Thursday, December 01, 2011

Micro Nukes: A new hope for nuclear energy?

Nuclear power fell into a long funk after the partial core meltdown at the Three Mile Island reactor in Pennsylvania in 1979.Many nuclear plant construction came to a halt, and before the industry could recover, the 1986 reactor breach at the Chernobyl nuclear plant in Ukraine seemed to seal the fate of nuclear power.
Now the technology is back again—this time in a good way—because it produces virtually no carbon emissions and it get us away from the turbulent politics and economics of oil.
Now the new idea reviving this energy industry is called micro nukes or micro nuclear plants. Miniaturized nuclear plants are small enough to be mass-produced, driving down costs, and they can be shipped just about anywhere by truck or boat, even to locations that are off the electric net. Also, micro nukes can be designed to run a long time without maintenance or refueling. They could be sealed like a big battery and buried underground for as long as three decades, so terrorists could not get into them and nuclear waste could not get out. A spent micro nuke could simply be plucked out of the ground and shipped whole to a waste-processing or recycling facility anywhere in the world; the old one could be swapped out for a new one, cartridge-style.
Like mainstream reactors, it is a “light water” design: The reactor is pressurized and filled with plain water that flows past the core, where the radioactive decay of uranium-235 generates intense heat. The heat boils a separate tank of water and turns it to steam, which in turn drives turbines that produce electricity. But there are differences. A conventional plant requires a vast, complex array of pumps, pipes, and valves to move enormous quantities of water between the reactor vessel, a separate steam-generating chamber, and a cooling tank. Micronukes keeps things simpler with a tall, thin, single-vessel design. Water heated by the core ascends in a chimneylike metal structure inside the reactor, then spills over the top of the chimney and sinks back down along the inside walls of the reactor to repeat the journey. High pressure inside the reactor prevents the superheated water from boiling. As the water climbs over the top of the chimney in the reactor, it passes over a long coil of pipe, transferring much of its heat to water inside the coil. Lower pressure in the coil allows the water to boil, and the resulting steam travels up the pipe to power a turbine.

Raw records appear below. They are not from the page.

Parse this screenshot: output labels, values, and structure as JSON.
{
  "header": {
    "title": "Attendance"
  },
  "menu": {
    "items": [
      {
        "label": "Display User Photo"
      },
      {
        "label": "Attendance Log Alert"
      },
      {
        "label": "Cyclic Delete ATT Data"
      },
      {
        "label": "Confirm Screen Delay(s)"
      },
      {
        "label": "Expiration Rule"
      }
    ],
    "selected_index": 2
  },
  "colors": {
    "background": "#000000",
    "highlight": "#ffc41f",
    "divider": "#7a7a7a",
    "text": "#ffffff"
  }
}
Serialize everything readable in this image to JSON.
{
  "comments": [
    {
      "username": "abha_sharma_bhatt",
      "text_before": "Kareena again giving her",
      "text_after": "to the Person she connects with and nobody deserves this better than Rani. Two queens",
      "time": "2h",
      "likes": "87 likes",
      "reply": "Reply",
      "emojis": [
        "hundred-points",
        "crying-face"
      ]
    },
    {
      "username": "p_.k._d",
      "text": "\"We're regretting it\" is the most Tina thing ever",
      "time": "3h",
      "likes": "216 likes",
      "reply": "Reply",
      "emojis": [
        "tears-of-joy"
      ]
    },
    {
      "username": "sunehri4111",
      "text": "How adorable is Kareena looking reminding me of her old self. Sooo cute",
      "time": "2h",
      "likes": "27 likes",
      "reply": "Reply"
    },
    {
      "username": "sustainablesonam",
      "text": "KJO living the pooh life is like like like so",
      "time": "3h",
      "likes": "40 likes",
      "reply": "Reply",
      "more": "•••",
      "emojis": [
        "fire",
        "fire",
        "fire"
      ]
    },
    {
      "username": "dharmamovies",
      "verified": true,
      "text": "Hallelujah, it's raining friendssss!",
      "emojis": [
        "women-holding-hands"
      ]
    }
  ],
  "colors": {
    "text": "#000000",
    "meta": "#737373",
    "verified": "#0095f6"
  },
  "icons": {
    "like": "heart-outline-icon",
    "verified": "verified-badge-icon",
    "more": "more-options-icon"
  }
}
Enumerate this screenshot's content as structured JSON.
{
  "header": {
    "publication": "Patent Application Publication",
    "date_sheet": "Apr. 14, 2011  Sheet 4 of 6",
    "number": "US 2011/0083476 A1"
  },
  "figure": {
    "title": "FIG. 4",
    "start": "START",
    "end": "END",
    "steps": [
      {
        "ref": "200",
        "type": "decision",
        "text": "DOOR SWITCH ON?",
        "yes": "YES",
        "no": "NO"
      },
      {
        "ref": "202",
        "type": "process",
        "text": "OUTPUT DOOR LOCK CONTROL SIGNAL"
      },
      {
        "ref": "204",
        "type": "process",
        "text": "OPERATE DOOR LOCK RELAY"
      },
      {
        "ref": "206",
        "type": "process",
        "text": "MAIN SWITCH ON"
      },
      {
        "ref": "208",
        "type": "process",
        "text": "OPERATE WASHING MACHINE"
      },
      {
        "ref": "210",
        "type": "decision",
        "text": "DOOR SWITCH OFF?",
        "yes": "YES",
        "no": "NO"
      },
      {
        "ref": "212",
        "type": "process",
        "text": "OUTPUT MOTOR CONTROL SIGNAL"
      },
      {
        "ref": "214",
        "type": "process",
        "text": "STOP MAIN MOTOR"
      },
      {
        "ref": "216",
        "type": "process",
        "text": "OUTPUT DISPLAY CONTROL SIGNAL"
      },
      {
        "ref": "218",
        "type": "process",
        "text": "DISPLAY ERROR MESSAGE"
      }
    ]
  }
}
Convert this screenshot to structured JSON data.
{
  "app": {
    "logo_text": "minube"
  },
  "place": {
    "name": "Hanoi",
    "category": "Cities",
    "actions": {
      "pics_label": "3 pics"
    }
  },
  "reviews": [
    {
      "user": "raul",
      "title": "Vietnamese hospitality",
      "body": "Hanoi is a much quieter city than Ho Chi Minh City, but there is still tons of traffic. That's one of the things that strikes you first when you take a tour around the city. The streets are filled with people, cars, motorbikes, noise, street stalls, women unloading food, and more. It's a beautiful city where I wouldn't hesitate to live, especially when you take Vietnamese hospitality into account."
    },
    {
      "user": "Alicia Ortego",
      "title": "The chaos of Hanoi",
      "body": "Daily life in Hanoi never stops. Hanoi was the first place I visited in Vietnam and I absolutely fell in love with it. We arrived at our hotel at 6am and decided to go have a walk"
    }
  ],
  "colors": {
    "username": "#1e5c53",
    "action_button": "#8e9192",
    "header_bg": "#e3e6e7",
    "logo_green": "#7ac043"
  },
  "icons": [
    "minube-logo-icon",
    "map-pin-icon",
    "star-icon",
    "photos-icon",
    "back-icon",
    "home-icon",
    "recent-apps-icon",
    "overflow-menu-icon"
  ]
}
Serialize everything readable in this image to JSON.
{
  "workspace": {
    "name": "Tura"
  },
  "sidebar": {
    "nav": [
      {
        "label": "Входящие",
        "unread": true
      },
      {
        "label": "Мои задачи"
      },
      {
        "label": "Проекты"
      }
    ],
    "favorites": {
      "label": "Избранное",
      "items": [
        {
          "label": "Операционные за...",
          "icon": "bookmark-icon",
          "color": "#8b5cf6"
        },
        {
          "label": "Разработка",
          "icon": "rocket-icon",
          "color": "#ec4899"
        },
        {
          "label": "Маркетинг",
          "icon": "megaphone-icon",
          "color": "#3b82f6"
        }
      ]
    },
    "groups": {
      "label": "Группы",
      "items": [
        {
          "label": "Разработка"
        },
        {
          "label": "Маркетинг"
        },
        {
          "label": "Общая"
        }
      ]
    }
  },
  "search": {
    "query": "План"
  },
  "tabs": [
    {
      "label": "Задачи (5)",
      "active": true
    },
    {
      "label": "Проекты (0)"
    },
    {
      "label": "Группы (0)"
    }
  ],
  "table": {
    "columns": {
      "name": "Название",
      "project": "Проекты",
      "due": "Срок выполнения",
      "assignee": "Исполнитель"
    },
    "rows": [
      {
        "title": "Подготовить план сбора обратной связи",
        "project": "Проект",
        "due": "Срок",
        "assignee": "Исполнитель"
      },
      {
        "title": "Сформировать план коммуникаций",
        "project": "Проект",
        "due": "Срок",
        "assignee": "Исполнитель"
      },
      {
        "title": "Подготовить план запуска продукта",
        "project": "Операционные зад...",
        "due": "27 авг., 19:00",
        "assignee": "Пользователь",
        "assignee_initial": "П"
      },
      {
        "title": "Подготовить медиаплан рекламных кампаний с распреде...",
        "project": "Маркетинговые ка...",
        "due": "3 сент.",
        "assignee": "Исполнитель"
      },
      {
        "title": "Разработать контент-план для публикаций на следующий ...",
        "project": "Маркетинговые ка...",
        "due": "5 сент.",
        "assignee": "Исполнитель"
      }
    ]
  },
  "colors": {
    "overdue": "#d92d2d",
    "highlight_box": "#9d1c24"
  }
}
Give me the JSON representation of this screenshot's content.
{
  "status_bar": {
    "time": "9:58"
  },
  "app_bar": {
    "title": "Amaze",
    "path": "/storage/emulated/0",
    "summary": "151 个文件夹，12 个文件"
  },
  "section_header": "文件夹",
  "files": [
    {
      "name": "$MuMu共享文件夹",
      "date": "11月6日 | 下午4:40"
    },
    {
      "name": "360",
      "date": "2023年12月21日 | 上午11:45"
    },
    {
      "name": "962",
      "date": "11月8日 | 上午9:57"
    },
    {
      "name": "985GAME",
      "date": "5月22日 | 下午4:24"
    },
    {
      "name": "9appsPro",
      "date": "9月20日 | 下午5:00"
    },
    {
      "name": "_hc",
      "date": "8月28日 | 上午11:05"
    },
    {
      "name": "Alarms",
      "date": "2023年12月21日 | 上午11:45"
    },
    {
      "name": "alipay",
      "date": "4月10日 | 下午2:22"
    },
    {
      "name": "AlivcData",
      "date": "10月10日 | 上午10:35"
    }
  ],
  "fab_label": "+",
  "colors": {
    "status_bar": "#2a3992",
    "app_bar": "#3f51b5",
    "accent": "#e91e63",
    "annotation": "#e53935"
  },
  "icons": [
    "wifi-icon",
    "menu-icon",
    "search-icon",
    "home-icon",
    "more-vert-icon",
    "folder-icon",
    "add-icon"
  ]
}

However, sticking with proven light-water technology has some downsides. To keep the water from boiling and losing its heat-transferring properties, light-water reactors cannot run at the high temperatures that are most efficient for producing power. And even at lower temperatures, preventing boiling requires high pressure. In the unlikely event that an overheating core causes a reactor breach, the pressure could potentially cause an explosive venting of radioactive gases into the environment.